Önümüzdeki dönem 2003 bütçesi, zorunlu tasarrufların ödenmesi, 1475 sayalı Yasa ve personel rejiminde yapılması düşünülen değişikliklere karşı ortak bir tutum belirlenmeli, protestocu değil, sonuç alıcı bir mücadele hattını oluşturmalıyız. Emekçilerin kazanılmış haklarının tartışılmasını meşrulaştıracak platformlar içinde olunmamalıdır. Bu saldırılara karşı direnmeli ve püskürtebilmek için işyerlerinde yaygın bir aydınlatma faaliyeti yürütülmeli, 1475 sayılı Kanun, personel rejimi reformu, 2003 bütçesi, zorunlu tasarrufların iadesi ve savaş; başta işçi ve emekçiler olmak üzere tüm toplum kesimini doğrudan etkilemektedir. Bu nedenle, Emek Platformunda ortak mücadele yükseltilmelidir. Ayrıca, MGK’nın irticai faaliyetleri nedeniyle 13 bin kamu çalışanının işten atılması istemine karşı da tutum almak gerekir. Çünkü bu yöneliş ilerici-demokrat memurlara da yönelebilir.
Tüm bu saldırılara karşı geliştirilecek bir mücadele hattı, aynı zamanda örgütlenmenin önünün açılmasını sağlayarak, işyerlerinin örgütlenmesi ve mücadele merkezleri oluşmasını hedeflemelidir.
Cezalar
Son günlerde, 7 Haziran 2002 tarihinde sahte sendika yasasına karşı geliştirilen demokratik eylem nedeniyle 35 kişiye 15’er aylık verilen cezalara karşı alınacak tavır, işyerlerine bu konuyu maletme ve onların gücünü örgütleyici olmalıdır. Bu noktada referansımız AB kriterleri değil, emekçilerin sahip olacağı demokratik kazanımların onların gücü ve örgütlenme düzeyin sonucunda kazanılması olmalıdır.Cezalara karşı, toplu dilekçe verme tutumu alınabilir.

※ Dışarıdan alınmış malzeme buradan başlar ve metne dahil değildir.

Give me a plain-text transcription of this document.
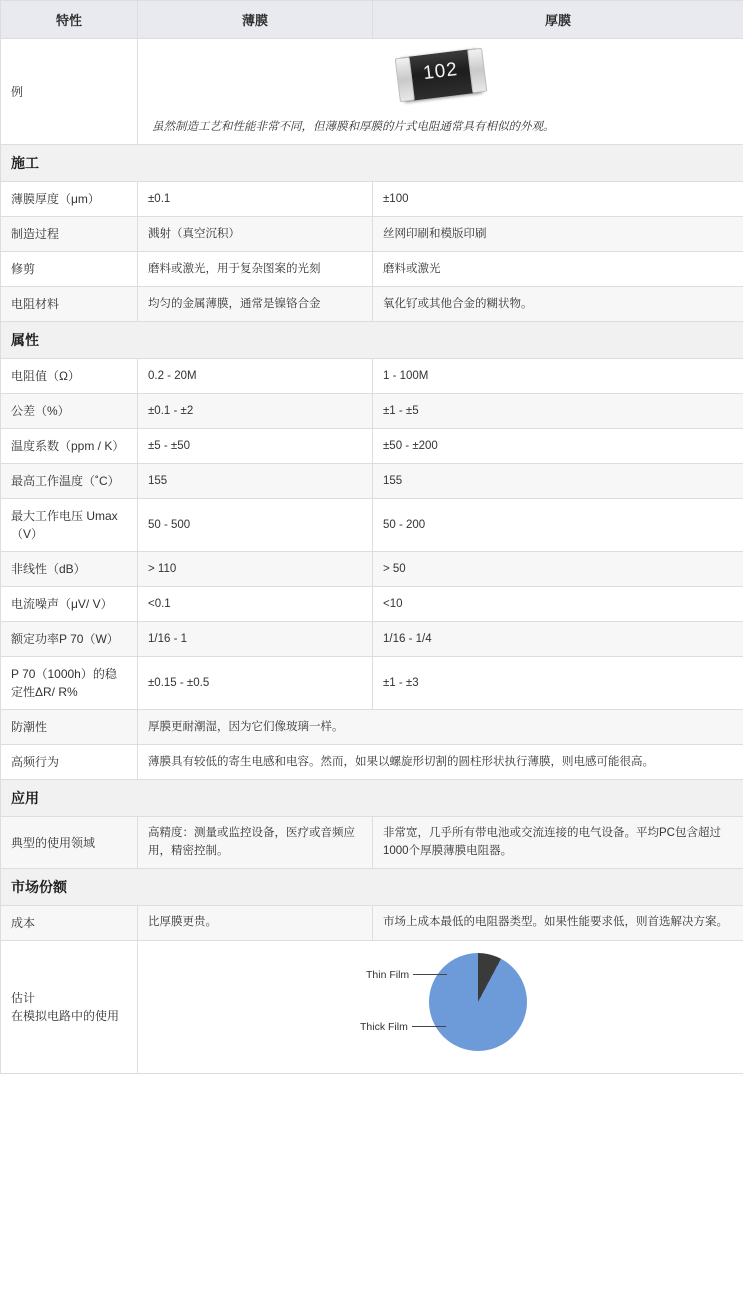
特性	薄膜	厚膜
例	102
虽然制造工艺和性能非常不同，但薄膜和厚膜的片式电阻通常具有相似的外观。	

施工		
薄膜厚度（μm）	±0.1	±100
制造过程	溅射（真空沉积）	丝网印刷和模版印刷
修剪	磨料或激光，用于复杂图案的光刻	磨料或激光
电阻材料	均匀的金属薄膜，通常是镍铬合金	氧化钌或其他合金的糊状物。
属性		
电阻值（Ω）	0.2 - 20M	1 - 100M
公差（%）	±0.1 - ±2	±1 - ±5
温度系数（ppm / K）	±5 - ±50	±50 - ±200
最高工作温度（˚C）	155	155
最大工作电压 Umax（V）	50 - 500	50 - 200
非线性（dB）	> 110	> 50
电流噪声（μV/ V）	<0.1	<10
额定功率P 70（W）	1/16 - 1	1/16 - 1/4
P 70（1000h）的稳定性ΔR/ R%	±0.15 - ±0.5	±1 - ±3
防潮性	厚膜更耐潮湿，因为它们像玻璃一样。	
高频行为	薄膜具有较低的寄生电感和电容。然而，如果以螺旋形切割的圆柱形状执行薄膜，则电感可能很高。	
应用		
典型的使用领域	高精度：测量或监控设备，医疗或音频应用，精密控制。	非常宽，几乎所有带电池或交流连接的电气设备。平均PC包含超过1000个厚膜薄膜电阻器。
市场份额		
成本	比厚膜更贵。	市场上成本最低的电阻器类型。如果性能要求低，则首选解决方案。

估计
在模拟电路中的使用

Thin Film
Thick Film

OHAL nedeni ile sürgün edilen kamu emekçilerinin görev yerlerine tekrar dönebilmeleri için KESK ve bağlı sendikaların hukuk büroları ortak bir çalışma yapmalıdır.
Örgütlenme -Kik
Önümüzdeki dönem Şubat ayında işyeri-Mayıs ayında işkolu yetkisi yeniden belirlenecektir. Bu nedenle yeni üye kazanma, işyeri ve işkolu yetkilerini almak önemlidir. Ancak, yeni üyelerimizin niteliksel dönüşümünü sağlayacak eğitim süreçlerini de hızlandırmak gerekir. Sendikamızca bir örgütlenme programıyla eğitim programını paralel bir çalışma sendikamızca sürdürülmektedir.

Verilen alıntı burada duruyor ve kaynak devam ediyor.